Microencapsulation is a potent strategy for maintaining high viability and stability of probiotic bacteria during multiple stresses. It is worth noting that survival rates of the encapsulated cells by transglutaminase-induced gelation were obvious better than that of free cells in stimulated gastric juice and refrigerated storage (Heidebach et al. 2009b; Zou et al. 2012). That process is based on a transglutaminase-catalysed gelation of casein or whey protein suspensions containing probiotic cells, which is obviously much more complex than the method described here. Take, for example, the microencapsulation method used by Heidebach et al. (2009b). 10 U transglutaminase/g casein was added to the protein-cell mixture at 40 °C, immediately dispersed in five volumes of vegetable oil with continuous stirring until the casein/probiotic droplets were converted to gelatinized beads, separated by centrifugation, washed, and freeze dried. Such complex operations led to the fact that overall manufacturing price might not be accepted. Additionally, the size of spherical capsules formed from the method was 165 ± 23 μm, which was much larger than the diameter observed in our study, and the large capsule size will negatively affect the textural and the sensorial properties of the product (Burgain et al. 2011).

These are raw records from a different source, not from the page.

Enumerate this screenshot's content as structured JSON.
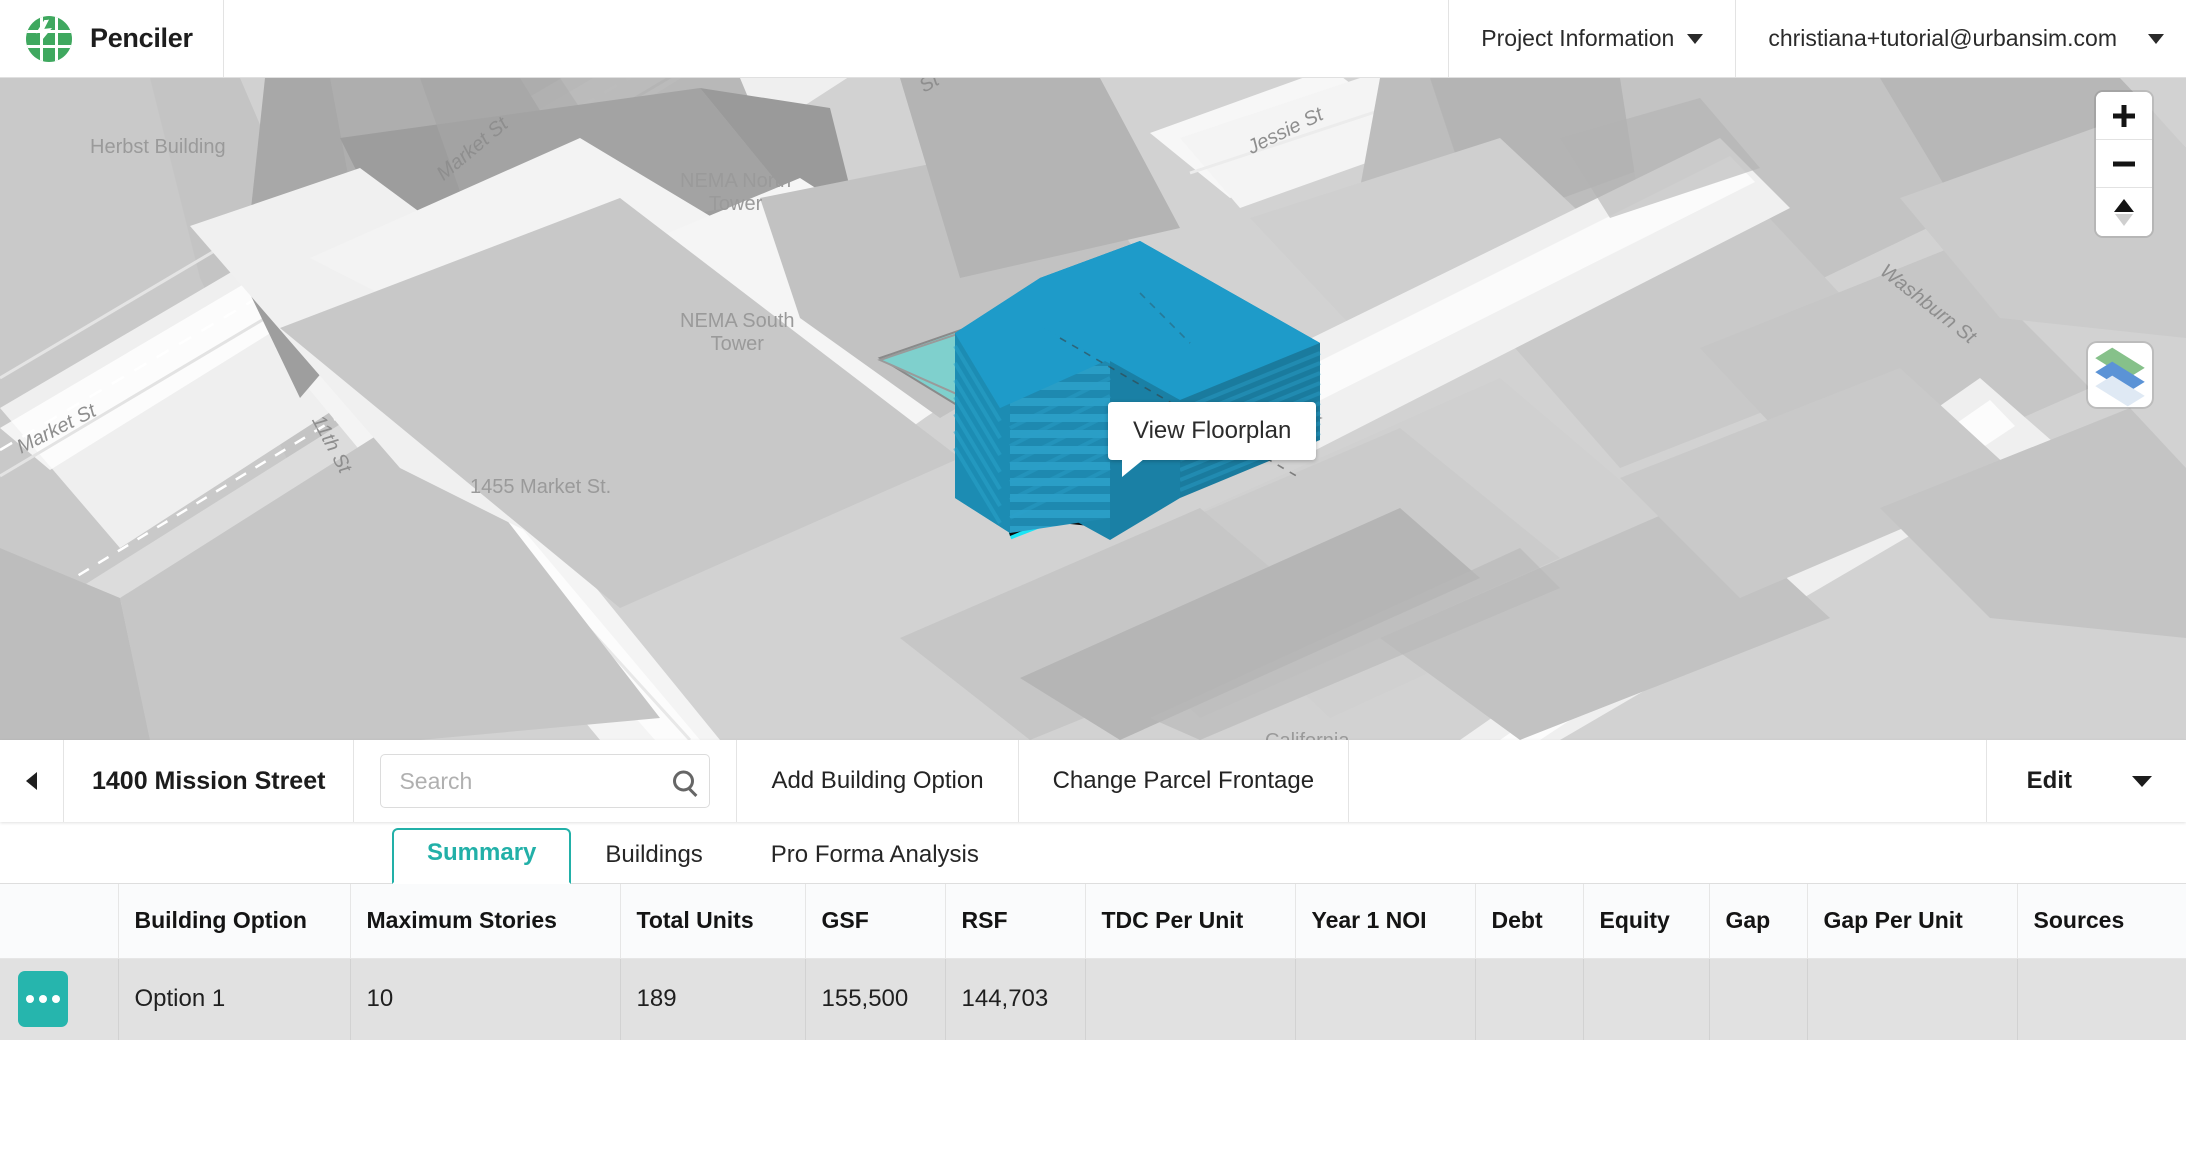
{
  "header": {
    "brand": "Penciler",
    "logo_icon": "globe-grid-icon",
    "project_menu": "Project Information",
    "user_email": "christiana+tutorial@urbansim.com",
    "accent_green": "#3fa85f"
  },
  "map": {
    "labels": [
      {
        "text": "Herbst Building",
        "kind": "building"
      },
      {
        "text": "Market St",
        "kind": "street"
      },
      {
        "text": "Market St",
        "kind": "street"
      },
      {
        "text": "11th St",
        "kind": "street"
      },
      {
        "text": "NEMA North\nTower",
        "kind": "building"
      },
      {
        "text": "NEMA South\nTower",
        "kind": "building"
      },
      {
        "text": "1455 Market St.",
        "kind": "building"
      },
      {
        "text": "Jessie St",
        "kind": "street"
      },
      {
        "text": "Washburn St",
        "kind": "street"
      },
      {
        "text": "California",
        "kind": "building"
      },
      {
        "text": "St",
        "kind": "street"
      }
    ],
    "tooltip": "View Floorplan",
    "controls": {
      "zoom_in": "plus-icon",
      "zoom_out": "minus-icon",
      "compass": "compass-icon",
      "layers": "layers-icon"
    },
    "building_color": "#1e9bc9",
    "parcel_color": "#7fd0cd",
    "highlight_color": "#19e5f5"
  },
  "toolbar": {
    "back_icon": "chevron-left-icon",
    "title": "1400 Mission Street",
    "search_placeholder": "Search",
    "search_value": "",
    "search_icon": "search-icon",
    "add_building_option": "Add Building Option",
    "change_parcel_frontage": "Change Parcel Frontage",
    "edit_label": "Edit",
    "edit_caret": "chevron-down-icon"
  },
  "tabs": [
    {
      "label": "Summary",
      "active": true
    },
    {
      "label": "Buildings",
      "active": false
    },
    {
      "label": "Pro Forma Analysis",
      "active": false
    }
  ],
  "table": {
    "columns": [
      "",
      "Building Option",
      "Maximum Stories",
      "Total Units",
      "GSF",
      "RSF",
      "TDC Per Unit",
      "Year 1 NOI",
      "Debt",
      "Equity",
      "Gap",
      "Gap Per Unit",
      "Sources"
    ],
    "rows": [
      {
        "action_icon": "ellipsis-icon",
        "building_option": "Option 1",
        "maximum_stories": "10",
        "total_units": "189",
        "gsf": "155,500",
        "rsf": "144,703",
        "tdc_per_unit": "",
        "year_1_noi": "",
        "debt": "",
        "equity": "",
        "gap": "",
        "gap_per_unit": "",
        "sources": ""
      }
    ]
  },
  "colors": {
    "teal": "#26b5ad",
    "tab_active": "#22b0a8"
  }
}
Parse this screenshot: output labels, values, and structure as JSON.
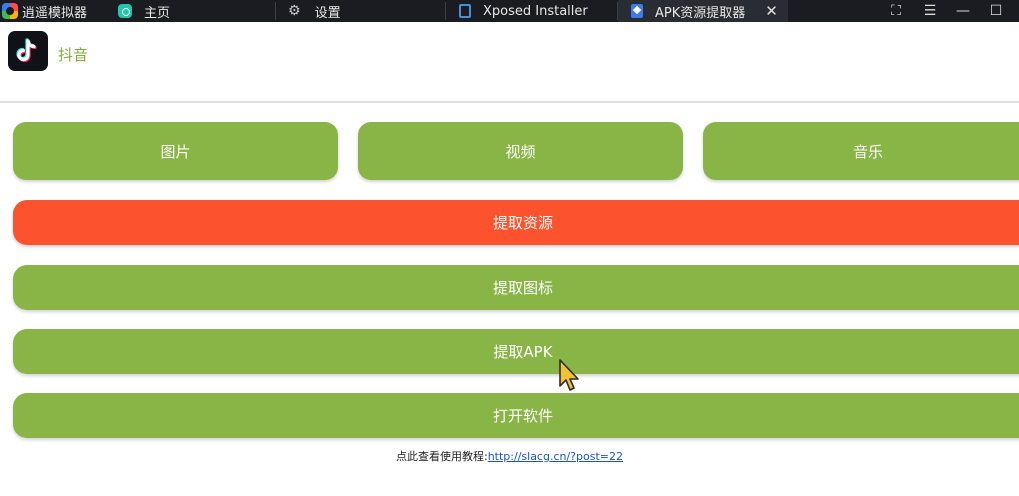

Our observation that transglutaminase-induced thickened cell wall protected cells against harsh environments is somewhat similar to a recent study, which demonstrated that heterologous production of exopolysaccharides in Lactobacillus paracasei NFBC 338, which can form a capsule around the cell was associated with a significantly increased protection during heat stress, acid stress, simulated gastric juice stress, and bile stress (Stack et al. 2010). The exopolysaccharide also provides a layer around the bacterial cell, thus creating another natural barrier. This exopolysaccharide layer resembles the effect of transglutaminase since transglutaminase can also elevate the cell’s resistance against hostile environment by thickening the cell wall. However, probiotics LABs that have been enhanced in this way are genetically-modified organisms and, with the exception of the USA and Canada, there is still uncertainty in the public arena towards the use of genetic manipulation. For this reason, studies which evaluate the safety of engineered probiotics are crucial if the technology is to gain acceptance (Mills et al. 2011).

Conclusion

Here we investigate the transglutaminase-induced protected viability of two different LAB strains cultures against several environmental stresses typical of product manufacture and gastrointestinal transit (high osmotic, cold, stimulated gastric juice, bile salts and antibiotics stresses). We speculate that this behavior can potentially occur in other bacteria with glutamine and lysine-rich peptidoglycan. Therefore, the persistence of commercially available ingested bacteria during manufacturing and passage through the gastrointestinal tract can be improved by selecting strains whose peptidoglycans contain glutamine and lysine and incubating those strains in the presence of transglutaminase. To our knowledge, this is the first study to observe the role of the addition of transglutaminase in enhancing the robustness of the cell in the presence of lethal external environments. This approach may be a promising commercial application due to its effectiveness, simpleness and low-cost.